Derivative Gaussian Processes in Stan

December 12, 2020

Paul Klee: Instruments (1938)

In the first post we showed how to sample from a Gaussian Process and its derivative, and in the second how to condition a Gaussian Process on derivative observations. So far we have been fixing the hyper parameters of the Gaussian process to fixed values. However, in the real world we usually don’t know these values; we need to estimate them. In this post we use the probabilistic programming language Stan to estimate the model parameters using full Bayesian inference.

Model Specification

Suppose we observe the vector \(\bm{y}^{all}\) at positions \(\bm{x}^{all}\), with \(\bm{d}^{all}\) indicating whether each element of \(\bm{y}^{all}\) is a function or derivative observation.

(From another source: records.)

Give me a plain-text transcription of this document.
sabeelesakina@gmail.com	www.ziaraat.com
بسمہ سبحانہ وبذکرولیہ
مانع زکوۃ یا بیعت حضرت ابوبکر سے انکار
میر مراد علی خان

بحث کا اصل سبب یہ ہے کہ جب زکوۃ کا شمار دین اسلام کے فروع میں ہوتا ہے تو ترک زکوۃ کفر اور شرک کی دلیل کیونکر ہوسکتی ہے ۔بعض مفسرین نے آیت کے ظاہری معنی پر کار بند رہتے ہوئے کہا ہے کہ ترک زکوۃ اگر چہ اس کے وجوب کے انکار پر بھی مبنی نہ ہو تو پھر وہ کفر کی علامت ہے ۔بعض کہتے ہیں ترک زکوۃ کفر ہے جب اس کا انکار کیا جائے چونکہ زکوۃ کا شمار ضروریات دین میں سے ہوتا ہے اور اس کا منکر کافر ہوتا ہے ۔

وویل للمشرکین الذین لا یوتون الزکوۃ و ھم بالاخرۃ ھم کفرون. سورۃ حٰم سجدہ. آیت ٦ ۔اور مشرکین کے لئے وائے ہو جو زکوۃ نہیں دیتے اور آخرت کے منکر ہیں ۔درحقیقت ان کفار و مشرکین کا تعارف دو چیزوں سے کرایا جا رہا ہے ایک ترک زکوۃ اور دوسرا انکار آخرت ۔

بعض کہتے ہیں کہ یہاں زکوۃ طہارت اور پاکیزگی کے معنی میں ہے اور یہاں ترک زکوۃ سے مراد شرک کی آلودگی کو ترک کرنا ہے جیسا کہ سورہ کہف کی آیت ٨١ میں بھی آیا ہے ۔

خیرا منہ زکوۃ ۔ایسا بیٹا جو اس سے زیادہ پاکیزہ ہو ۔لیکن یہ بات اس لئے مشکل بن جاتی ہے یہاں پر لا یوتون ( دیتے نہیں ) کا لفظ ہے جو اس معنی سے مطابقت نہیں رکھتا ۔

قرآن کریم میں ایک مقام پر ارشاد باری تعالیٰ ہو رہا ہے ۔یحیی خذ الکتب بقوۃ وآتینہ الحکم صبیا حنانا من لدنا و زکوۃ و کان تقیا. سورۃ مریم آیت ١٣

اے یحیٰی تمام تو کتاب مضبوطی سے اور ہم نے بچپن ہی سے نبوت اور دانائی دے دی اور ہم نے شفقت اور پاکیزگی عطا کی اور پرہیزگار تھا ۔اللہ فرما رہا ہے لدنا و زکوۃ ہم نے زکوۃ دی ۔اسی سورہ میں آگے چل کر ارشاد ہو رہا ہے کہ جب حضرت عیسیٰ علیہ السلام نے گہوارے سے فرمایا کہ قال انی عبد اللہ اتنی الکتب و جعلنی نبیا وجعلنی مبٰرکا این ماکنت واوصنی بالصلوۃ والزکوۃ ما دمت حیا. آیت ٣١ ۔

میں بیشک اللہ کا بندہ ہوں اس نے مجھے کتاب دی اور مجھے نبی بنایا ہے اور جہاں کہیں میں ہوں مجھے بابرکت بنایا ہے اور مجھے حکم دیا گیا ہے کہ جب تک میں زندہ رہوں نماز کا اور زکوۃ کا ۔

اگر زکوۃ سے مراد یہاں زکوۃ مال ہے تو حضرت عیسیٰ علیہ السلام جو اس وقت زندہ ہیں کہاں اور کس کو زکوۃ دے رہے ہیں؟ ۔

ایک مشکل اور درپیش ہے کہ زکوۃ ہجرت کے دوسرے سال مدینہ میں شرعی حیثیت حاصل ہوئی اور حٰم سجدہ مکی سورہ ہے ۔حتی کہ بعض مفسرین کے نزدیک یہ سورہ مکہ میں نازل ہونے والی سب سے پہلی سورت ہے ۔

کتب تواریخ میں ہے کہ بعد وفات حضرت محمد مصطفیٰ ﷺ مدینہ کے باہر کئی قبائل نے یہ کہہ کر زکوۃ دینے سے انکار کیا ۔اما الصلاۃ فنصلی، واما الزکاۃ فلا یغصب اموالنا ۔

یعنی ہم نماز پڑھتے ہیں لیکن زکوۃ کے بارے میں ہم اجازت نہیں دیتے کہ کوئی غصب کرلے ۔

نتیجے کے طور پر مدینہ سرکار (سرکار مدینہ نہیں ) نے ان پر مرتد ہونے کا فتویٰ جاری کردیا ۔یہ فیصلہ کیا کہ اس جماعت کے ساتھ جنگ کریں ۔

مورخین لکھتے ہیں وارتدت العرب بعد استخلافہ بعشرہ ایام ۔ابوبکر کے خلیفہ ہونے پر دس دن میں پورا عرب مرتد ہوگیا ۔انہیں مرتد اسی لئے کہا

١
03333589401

We will assume that \(\bm{y}^{all}\) are noisy measurements of the underlying function and its derivative. That is, \(y_i\) is normally distributed around the truth with a fixed error \(s^2\): \[ \begin{aligned} y^{all}_i &\sim \mathrm{N}(\mu_i, s^2) \\ \mu_i &= \begin{cases} f(x^{all}_i) & d_i = 0, \\ f^\prime(x^{all}_i) & d_i = 1 \end{cases} \end{aligned} \] In practice we might want to estimate the sampling variance as a separate parameter; for this post we will assume tha \(s\) is known.

We place a mean-zero Gaussian Process prior on \(f\) with a squared exponential kernel function \(k\): \[ \begin{aligned} f &\sim \mathcal{GP}(0, k(x_i, x_j)) \\ f^\prime &\sim \mathcal{GP}(0, k_{11}(x_i, x_j)) \end{aligned} \]

The kernel function is written \[ k(x_i, x_j) = \alpha^2 \exp\left(- \frac{(x_i - x_j)^2}{2\ell^2} \right) \] where \(\alpha\) sets the variance and \(\ell\) is a length-scale parameter.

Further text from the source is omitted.